Dem Jazzklarinettisten Rolf Kühn zum 90.: Volles Rohrblatt

Überlebender im großen Weltenzirkus: Der stilprägende Berliner Jazzklarinettist Rolf Kühn feiert an diesem Sonntag seinen 90. Geburtstag.

Von Gregor Dotzauer

Keine zwei Jahre, und der sanfte Wind, den sie entfachten, frischte merklich auf. An den beiden letzten Novembertagen des Jahres 1964 spielte der Klarinettist Rolf Kühn zusammen mit seinem Bruder, dem Pianisten Joachim Kühn, für das Ost-Berliner Amiga-Label mit „Solarius“ ein Quintett-Album ein, dessen melancholische Schönheit selbst eiserne Jazzverweigerer erweichen musste.

Im Verein mit Michal Urbaniak, der hier auf Tenor- und Sopransaxofon zu hören ist, bevor er als Geiger Weltkarriere machte, tänzelt Schlagzeuger Czeslaw Bartkowski lässig synkopierend durch einen Blues in Moll. Er fegt mit dem Besen in aller Seelenruhe die vier Viertel der titelgebenden Ballade zusammen oder umspielt die drei Viertel eines modalen Walzers, aus dessen Weiten plötzlich das alte Volkslied „Sie gleicht wohl einem Rosenstock“ emporsteigt.

Rolf Kühn, damals ein junger Mann von 35 Jahren, schnurrt bei aller harmonischen Offenheit, die bald den ganzen modernen Jazz bis zum Zerreißen der akkordischen Abläufe erfassen sollte, mit einer swingenden Eleganz durch die Oktaven, die den prägenden Einfluss von Benny Goodman nicht verleugnen kann.

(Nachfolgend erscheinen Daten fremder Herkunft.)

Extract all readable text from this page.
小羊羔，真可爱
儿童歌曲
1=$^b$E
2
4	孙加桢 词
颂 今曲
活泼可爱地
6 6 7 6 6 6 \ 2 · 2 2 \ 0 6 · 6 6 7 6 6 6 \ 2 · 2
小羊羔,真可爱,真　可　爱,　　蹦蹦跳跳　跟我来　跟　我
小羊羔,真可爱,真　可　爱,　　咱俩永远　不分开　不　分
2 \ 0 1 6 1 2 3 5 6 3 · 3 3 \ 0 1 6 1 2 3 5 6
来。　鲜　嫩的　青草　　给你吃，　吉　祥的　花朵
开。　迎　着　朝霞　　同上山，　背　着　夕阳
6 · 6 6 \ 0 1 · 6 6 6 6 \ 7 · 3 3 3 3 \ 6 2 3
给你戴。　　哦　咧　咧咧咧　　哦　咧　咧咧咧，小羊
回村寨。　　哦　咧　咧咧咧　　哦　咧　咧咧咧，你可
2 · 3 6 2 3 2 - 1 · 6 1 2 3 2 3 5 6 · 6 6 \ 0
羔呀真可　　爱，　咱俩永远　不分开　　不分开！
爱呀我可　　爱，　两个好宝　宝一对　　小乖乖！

Währenddessen schimmert in den rank und schlank aufeinander getürmten Quartblöcken seines 15 Jahre jüngeren Bruders Joachim der Lyrismus des jungen McCoy Tyner durch, der im Quartett von John Coltrane dazu beitrug, die schlichte Funktionsharmonik zu durchbrechen.

Was dann geschah, darüber können Nachgeborene noch heute staunen – und über einen legendären Befreiungsschlag sogar zum ersten Mal. Denn die siebenfache Vinylbox, die jetzt zum 90. Geburtstag von Rolf Kühn an diesem Sonntag, den 29. September, bei MPS Records erscheint, enthält neben bereits auf CD erschienenen Zeugnissen seiner ungebrochenen Vitalität unveröffentlichte Live-Aufnahmen, die den Geist der damaligen Revolution aufs Schönste widerspiegeln.

Aufgewühltes Geschehen

Denn nach der europäischen Noblesse von „Solarius“ rüttelten Anfang November 1966 bei den Berliner Jazztagen in der Philharmonie schon heftigere Energien am Gefüge. Rolf Kühn wirft zusehends abstrakte Linien ins aufgewühlte Geschehen mit Drummer Ralf Hübner und Bassist Günter Lenz. Und Joachim Kühn wühlt sich in dissonante Strudel hinein, aus denen er immer wieder in jenem beidhändigen Oktaven-Unisono hinausflattert, das zu seinem Markenzeichen wurde.

Wie ekstatisch wurde es erst im Juli 1967 beim Newport Jazz Festival in Rhode Island. Aus New York stieß John Coltranes Bassist Jimmy Garrison dazu, und aus Paris, wo Joachim Kühn sich angesiedelt hatte, der italienische Schlagzeuger Aldo Romano. Rolf Kühns Klarinette erreicht mitunter Volumen und Schärfe eines Saxofons, und mit dem Klavier seines Bruders im Rücken weht es ihn bis an die Grenze eines Free Jazz, aus dem es für manche keine Rückkehr gab.

Das Konzert in Newport wurde zum Präludium für die Suite „Impressions of New York“, die die Brüder im selben Jahr für das Label „Impulse!“ einspielten – auch eine Hommage an den verstorbenen Coltrane, den sie zuvor in der St. Patrick’s Cathedral aufgebahrt gesehen hatten.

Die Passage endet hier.